14

869 85 41
                                    


Shinso
Wracałem właśnie ze szkoły. Minął tydzień od porwania. Denki musiał zostać na zajęciach wyrównawczych. Idąc do dormitorium zaczęły mnie napadać wyrzuty sumienia odnośnie używania prania mózgu na moim chłopaku. Niby dawno już tego nie robiłem ale powinien wiedzieć, a ja powinienem cofnąć wszystko co kazałem mu zrobić wbrew jego woli. Zadręczałem się tym aż do powrotu denkiego.

Denki
Wracałem właśnie ze szczególnie udanych zajęć wyrównawczych, zrozumiałem gdzieś z połowę rzeczy o których gadał aizawa.

Wszedłem do pokoju i zauważyłem, że Shinso siedzi ze spuszczoną głową i wygląda na przybitego.
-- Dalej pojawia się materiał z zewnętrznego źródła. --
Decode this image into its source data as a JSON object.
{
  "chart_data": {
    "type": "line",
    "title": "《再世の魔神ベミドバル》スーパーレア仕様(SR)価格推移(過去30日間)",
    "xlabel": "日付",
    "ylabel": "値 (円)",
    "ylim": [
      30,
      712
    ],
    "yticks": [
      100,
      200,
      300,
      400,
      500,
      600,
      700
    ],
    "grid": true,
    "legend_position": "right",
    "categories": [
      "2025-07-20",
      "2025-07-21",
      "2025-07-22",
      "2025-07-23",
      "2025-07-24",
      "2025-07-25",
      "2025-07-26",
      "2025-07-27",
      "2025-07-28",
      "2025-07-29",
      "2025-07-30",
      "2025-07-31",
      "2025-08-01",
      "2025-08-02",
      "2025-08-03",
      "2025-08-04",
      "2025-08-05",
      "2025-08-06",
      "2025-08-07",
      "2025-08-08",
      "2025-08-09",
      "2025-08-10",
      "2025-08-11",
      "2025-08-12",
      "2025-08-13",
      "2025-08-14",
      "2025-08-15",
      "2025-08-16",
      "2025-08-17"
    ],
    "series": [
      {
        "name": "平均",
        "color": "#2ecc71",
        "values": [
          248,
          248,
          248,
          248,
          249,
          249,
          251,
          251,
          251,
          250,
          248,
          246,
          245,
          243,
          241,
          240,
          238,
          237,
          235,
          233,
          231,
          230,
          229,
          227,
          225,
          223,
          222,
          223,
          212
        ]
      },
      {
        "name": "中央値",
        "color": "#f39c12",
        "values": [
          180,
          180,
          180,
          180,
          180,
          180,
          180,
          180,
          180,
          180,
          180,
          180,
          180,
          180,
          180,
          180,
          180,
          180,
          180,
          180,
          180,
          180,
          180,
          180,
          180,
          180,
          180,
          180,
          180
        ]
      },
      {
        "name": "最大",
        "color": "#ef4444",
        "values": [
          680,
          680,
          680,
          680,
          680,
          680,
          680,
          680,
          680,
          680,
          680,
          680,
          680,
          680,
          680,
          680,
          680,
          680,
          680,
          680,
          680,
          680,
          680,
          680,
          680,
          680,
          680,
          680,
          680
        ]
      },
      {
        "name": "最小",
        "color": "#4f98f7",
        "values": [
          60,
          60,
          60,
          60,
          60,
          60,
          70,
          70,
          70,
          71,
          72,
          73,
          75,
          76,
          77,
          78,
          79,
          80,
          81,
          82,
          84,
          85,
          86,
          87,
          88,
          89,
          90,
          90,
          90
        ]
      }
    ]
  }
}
Podeszłym do niego i zapytałem:
- hej shin, wszystko w porządku?
- nie, nie jest w porządku- odparł a ja zdziwiłem się słysząc te słowa
- co się stało?- spytałem
- Denki, byłbyś na mnie zły gdybym użył na tobie mojego quirk?- jego pytanie mnie zaskoczyło, oczywiście nie byłbym zadowolony gdyby to zrobił, ale on nigdy by tego nie uczynił. On nie był taki. W końcu odpowiedziałem:
- nie sądzę bym był zadowolony ale nie muszę się tym przejmować bo ty byś tego nie zrobił.
- tylko, że...- zaczął a mnie nagle naszły wątpliwości co do jego nie używania mocy na mnie.
- ja to kiedyś robiłem- oznajmił a mnie zamurowało
- co mi kazałeś robić?- zapytałem z kamienną twarzą
- zapominać różne nie udane rozmowy- odparł a mnie zrobiło się nie dobrze
- przywróć je, chcę pamiętać wszystko!- zażądałem z wściekłością.
- przepraszam...- zaczął ale nie dałem mu skończyć
- po prostu je przywróć i nigdy więcej nie używaj na mnie mocy a zapomnimy o sprawie.
- dobrze- westchnął
- jaki mam kolor oczu?- zapytał co mnie kompletnie zbiło z tropu. Po co się mnie o to pytał skoro doskonale znał odpowiedź. Ale co mi tam powiem mu.
- nie wiem czemu o to pytasz ale...- nie skończyłem zrobiło mi się czarno przed oczami.

Shinso
Poczułem jak przejmuję nad nim kontrolę, w sumie to trochę dziwne że nie skojarzył faktów i nie skapnął się, że chce mu przywrócić wspomnienia praniem mózgu. Przecież wie jak działa mój quirk. Jego oczy były dziwnie białe, wyglądał słodko. Ale dość już rozmyślania, trzeba przywracać wspomnienia.
- Denki, przypomnij sobie wszystko o czym kazałem ci zapomnieć- rozkazałem, po chwili namysłu dodałem:
- i nie bądź na mnie zły za tamte prania mózgu
Przestałem go kontrolować i patrzyłem co zrobi, on tylko zaczął dymić, mówić wheeeee i machać kciukami, czyli się przegrzał.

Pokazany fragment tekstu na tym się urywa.